While some romance fraud culprits can be from this country, Det Cons Aldridge says many are from abroad. “Often the fraudster is from abroad and it is virtually impossible to track them down.
“They do not care about the psychological damage they cause to their victims - it is all about boosting their own bank account.
“Romance scams are far more personal than other kinds of fraud. The victims have invested far more of themselves into it.
“When they realise they have been duped, their embarrassment is so much higher.
“Many tend not to report it as they don’t want people to know.
“All fraud is based on vulnerability.”
LIKE DOMESTIC VIOLENCE
Like domestic violence, romance fraud is a much bigger problem than people realise, but it goes under the radar because people are reluctant to talk about it says Dr Tim Owen, director of the University of Central Lancashire’s Cybercrime Research Unit.

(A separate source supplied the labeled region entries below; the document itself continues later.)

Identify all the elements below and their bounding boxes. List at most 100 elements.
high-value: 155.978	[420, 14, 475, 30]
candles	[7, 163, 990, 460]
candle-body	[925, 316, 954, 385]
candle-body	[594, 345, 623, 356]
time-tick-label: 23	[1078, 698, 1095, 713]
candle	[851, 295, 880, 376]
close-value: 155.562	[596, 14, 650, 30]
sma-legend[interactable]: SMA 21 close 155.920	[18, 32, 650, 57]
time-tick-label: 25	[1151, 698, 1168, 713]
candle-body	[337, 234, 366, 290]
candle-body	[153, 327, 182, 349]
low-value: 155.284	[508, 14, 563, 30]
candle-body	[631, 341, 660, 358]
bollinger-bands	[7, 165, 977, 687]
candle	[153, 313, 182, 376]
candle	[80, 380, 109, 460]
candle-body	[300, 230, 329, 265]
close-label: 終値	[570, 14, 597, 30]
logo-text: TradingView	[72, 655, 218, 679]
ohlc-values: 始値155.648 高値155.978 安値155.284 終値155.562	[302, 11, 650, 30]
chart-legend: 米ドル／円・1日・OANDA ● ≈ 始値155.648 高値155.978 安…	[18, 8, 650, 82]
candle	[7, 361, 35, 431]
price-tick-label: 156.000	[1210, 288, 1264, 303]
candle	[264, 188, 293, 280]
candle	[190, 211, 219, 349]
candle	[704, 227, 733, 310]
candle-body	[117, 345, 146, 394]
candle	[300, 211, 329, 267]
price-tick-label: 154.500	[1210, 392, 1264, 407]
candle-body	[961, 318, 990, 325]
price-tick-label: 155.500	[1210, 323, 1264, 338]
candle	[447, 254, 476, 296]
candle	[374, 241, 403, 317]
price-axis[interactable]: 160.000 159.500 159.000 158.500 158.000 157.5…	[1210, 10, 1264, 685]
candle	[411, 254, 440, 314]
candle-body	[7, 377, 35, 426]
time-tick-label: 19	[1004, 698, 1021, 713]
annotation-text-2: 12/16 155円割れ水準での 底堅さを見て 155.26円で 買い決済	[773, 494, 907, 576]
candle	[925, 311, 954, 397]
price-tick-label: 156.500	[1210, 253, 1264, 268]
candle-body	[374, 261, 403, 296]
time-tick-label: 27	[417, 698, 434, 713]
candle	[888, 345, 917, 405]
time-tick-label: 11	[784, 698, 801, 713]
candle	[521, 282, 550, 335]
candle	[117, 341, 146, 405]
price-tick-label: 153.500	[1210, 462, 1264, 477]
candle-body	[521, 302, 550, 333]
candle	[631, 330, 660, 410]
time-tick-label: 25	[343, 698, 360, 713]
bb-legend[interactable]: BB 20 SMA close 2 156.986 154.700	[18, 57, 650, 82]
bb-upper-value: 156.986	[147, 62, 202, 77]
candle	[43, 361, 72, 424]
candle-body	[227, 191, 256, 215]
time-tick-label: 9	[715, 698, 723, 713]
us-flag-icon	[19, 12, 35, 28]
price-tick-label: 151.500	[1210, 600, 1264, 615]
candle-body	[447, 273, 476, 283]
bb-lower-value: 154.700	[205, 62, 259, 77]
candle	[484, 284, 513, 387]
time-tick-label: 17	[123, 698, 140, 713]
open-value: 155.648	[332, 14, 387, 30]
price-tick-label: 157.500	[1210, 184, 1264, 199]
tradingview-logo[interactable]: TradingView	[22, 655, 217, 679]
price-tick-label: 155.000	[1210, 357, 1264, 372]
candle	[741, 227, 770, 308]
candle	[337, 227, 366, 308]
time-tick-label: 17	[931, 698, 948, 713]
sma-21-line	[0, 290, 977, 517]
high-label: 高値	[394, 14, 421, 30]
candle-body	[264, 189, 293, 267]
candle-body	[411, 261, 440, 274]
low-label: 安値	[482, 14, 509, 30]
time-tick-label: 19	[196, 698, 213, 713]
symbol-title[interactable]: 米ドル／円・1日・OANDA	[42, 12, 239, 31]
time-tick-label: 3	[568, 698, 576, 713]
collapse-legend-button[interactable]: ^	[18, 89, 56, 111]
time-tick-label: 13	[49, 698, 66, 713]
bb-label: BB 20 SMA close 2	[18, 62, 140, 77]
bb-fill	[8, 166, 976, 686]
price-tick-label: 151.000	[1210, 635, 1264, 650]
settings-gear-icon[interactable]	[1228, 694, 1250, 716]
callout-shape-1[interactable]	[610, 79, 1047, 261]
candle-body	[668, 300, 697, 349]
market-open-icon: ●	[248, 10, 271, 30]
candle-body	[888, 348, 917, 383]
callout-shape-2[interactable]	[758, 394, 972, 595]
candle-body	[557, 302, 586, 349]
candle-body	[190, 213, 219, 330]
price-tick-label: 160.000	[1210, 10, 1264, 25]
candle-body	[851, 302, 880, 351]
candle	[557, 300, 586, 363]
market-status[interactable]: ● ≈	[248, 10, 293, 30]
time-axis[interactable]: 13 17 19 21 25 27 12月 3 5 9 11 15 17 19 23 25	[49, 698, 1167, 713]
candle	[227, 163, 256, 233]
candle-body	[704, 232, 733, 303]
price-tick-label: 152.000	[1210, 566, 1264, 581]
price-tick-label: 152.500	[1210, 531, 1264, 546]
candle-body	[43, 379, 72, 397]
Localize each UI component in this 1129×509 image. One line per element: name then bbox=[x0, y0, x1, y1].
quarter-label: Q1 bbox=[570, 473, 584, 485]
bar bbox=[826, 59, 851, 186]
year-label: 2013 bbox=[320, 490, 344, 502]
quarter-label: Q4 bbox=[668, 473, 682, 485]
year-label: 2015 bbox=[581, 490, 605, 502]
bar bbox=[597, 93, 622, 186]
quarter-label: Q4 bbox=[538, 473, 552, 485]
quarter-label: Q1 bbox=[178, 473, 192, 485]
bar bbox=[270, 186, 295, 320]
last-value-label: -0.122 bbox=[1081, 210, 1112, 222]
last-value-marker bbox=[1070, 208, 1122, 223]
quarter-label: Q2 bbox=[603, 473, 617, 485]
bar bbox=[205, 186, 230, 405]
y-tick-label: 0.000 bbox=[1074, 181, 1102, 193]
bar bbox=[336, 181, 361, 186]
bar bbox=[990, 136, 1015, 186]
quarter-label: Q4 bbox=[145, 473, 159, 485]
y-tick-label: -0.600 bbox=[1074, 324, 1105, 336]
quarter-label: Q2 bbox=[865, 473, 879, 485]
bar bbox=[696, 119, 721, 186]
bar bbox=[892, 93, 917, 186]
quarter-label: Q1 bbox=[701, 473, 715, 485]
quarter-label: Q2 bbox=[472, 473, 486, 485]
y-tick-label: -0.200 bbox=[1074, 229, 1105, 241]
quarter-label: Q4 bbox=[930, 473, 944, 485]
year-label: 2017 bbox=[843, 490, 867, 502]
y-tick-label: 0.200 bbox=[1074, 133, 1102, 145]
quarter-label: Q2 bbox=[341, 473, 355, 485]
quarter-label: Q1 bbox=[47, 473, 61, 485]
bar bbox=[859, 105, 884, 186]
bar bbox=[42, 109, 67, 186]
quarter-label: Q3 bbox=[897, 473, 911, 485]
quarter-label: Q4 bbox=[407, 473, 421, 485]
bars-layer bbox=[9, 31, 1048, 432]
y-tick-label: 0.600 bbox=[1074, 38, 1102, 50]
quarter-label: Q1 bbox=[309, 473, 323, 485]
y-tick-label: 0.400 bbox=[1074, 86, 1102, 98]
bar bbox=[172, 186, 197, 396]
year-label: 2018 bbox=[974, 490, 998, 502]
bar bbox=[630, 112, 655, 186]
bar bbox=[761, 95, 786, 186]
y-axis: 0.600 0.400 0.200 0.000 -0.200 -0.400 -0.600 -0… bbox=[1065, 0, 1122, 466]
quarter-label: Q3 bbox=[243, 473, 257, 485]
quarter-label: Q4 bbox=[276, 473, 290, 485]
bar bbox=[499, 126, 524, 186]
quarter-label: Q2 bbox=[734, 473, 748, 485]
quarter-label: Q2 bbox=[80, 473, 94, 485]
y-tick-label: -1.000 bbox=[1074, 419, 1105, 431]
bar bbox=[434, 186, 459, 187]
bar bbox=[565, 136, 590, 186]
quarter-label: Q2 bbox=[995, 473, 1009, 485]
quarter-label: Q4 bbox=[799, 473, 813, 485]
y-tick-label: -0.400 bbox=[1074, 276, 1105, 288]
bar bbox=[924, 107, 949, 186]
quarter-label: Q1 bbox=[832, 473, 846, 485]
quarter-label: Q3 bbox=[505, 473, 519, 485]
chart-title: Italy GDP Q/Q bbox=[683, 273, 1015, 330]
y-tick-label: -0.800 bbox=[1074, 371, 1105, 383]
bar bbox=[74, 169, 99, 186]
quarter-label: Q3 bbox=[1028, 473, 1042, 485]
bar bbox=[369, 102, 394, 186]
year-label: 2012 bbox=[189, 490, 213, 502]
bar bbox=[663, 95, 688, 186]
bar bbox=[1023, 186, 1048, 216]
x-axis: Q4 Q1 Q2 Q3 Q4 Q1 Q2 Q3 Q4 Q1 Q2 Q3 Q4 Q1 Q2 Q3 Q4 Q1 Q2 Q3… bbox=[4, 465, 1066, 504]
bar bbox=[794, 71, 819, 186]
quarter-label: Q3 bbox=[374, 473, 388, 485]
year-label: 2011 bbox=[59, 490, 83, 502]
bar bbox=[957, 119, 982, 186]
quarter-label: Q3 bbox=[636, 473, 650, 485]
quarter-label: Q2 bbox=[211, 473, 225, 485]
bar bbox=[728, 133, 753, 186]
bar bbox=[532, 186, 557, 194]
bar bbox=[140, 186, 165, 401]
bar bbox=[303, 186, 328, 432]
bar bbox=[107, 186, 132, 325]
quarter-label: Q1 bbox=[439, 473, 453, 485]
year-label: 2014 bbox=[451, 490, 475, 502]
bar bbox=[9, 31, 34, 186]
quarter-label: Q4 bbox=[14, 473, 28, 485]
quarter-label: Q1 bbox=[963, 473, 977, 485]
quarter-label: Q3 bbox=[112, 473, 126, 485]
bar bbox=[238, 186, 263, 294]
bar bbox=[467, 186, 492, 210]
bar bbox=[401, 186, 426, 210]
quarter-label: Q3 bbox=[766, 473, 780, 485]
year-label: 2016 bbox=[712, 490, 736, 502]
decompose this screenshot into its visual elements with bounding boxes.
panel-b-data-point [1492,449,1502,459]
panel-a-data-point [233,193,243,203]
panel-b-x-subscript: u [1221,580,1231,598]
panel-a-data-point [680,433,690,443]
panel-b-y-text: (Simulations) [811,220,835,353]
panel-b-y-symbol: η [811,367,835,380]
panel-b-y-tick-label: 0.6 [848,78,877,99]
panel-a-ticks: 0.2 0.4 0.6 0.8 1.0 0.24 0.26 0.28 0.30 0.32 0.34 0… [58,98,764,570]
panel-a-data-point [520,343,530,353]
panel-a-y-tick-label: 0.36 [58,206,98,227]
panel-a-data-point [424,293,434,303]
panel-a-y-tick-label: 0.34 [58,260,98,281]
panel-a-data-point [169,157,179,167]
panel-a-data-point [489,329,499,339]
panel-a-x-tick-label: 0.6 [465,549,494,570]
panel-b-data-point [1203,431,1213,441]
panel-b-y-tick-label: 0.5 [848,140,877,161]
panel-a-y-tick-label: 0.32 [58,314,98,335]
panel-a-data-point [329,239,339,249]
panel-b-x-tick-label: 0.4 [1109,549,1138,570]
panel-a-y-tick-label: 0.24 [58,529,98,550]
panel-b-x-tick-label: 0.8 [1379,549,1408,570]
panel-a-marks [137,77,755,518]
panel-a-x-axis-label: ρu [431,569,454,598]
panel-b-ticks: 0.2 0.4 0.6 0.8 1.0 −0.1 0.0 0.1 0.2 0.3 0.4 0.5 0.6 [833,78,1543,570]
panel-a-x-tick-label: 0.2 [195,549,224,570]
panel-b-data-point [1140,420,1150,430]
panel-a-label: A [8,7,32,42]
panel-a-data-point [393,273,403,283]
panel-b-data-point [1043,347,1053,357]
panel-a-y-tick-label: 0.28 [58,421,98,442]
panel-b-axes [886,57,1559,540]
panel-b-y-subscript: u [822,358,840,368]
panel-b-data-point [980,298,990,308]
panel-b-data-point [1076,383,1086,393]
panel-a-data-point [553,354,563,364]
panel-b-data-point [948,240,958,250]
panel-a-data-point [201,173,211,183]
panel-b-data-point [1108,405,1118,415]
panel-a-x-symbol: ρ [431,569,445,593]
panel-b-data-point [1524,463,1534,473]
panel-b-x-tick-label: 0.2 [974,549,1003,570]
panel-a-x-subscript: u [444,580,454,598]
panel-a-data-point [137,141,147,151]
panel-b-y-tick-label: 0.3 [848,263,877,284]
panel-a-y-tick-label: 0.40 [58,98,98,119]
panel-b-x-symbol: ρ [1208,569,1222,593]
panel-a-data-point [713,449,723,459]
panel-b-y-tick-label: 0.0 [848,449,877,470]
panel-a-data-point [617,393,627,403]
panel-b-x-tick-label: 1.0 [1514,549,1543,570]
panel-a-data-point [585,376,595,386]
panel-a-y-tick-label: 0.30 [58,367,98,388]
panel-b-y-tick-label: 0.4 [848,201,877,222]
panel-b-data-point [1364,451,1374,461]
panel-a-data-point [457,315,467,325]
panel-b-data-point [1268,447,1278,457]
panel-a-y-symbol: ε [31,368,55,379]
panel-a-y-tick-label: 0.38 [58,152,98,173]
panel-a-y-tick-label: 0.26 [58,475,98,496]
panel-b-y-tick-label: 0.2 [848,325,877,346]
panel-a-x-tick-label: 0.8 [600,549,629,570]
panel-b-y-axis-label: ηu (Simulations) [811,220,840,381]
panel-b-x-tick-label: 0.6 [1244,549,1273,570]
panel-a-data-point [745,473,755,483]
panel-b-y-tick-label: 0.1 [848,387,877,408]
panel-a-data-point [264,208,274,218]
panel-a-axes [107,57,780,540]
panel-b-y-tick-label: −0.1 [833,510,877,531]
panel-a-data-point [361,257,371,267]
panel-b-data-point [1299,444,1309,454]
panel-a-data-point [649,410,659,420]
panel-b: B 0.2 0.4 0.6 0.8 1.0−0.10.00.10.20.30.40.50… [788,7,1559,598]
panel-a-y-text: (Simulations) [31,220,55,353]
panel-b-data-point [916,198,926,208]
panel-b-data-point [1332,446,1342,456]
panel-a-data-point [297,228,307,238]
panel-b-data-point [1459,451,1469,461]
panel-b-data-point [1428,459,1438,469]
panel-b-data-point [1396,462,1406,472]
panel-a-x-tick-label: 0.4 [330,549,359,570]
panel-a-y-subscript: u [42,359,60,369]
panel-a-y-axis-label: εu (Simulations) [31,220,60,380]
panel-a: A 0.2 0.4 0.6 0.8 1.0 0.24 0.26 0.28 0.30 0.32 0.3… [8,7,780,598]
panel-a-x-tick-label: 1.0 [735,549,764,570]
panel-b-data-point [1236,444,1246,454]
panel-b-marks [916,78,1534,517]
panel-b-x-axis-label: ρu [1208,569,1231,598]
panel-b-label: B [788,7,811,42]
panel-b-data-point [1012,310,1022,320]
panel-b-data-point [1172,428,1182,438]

He says: “Romance fraud is far bigger than people think - but like domestic violence, we only ever see the tip of the iceberg because of the social embarrassment factor.
“The taboo of online relationships has gone, but there are not many people who are willing to confess to being duped in such a way.
“They thought they were in a meaningful relationship and when they discover it was all hollow, they feel foolish and don’t want to tell anyone.
“There are an increasing number of singletons out there and they are unwittingly admitting their vulnerabilities on these dating sites.
“There are predators targeting people on dating websites and looking for the lonely.
“With people having a far more home based lifestyle, it is easier for victims to go under the radar and people can even disappear as the likes of serial killers can operate more effectively.”
NOTHING TO DO WITH EDUCATION OR PROFESSION
People wrongly assume that professional and well educated people won’t fall victim to romance scams.
However, Prof Awais Rashid, Lancaster University’s top academic on cyber security and co-director of the Security Lancaster Institute, says that in many cases, these are exactly the kind of people the people carrying out these scams want to target.
He explains: “People sometimes think it is not the professional and highly educated people who fall for these scams.
“But in a large number of cases, that is exactly the people who are targeted.
“Ultimately, the goal is to extract money out of people and successful and professional people are more likely to have money.
“These people are also more likely to have busy lives so don’t have time to go out and date.
“There is no evidence that socio economic background plays a part in someone being a victim of romance fraud.
“Research has shown it is more their romantic ideology that makes people susceptible. Many people have an idealised idea of romance and think there is only one person out there for them.
“In some cases, the victims become so attached to their scammers, that despite being shown all the evidence, they refuse to believe they are being exploited for financial gain.”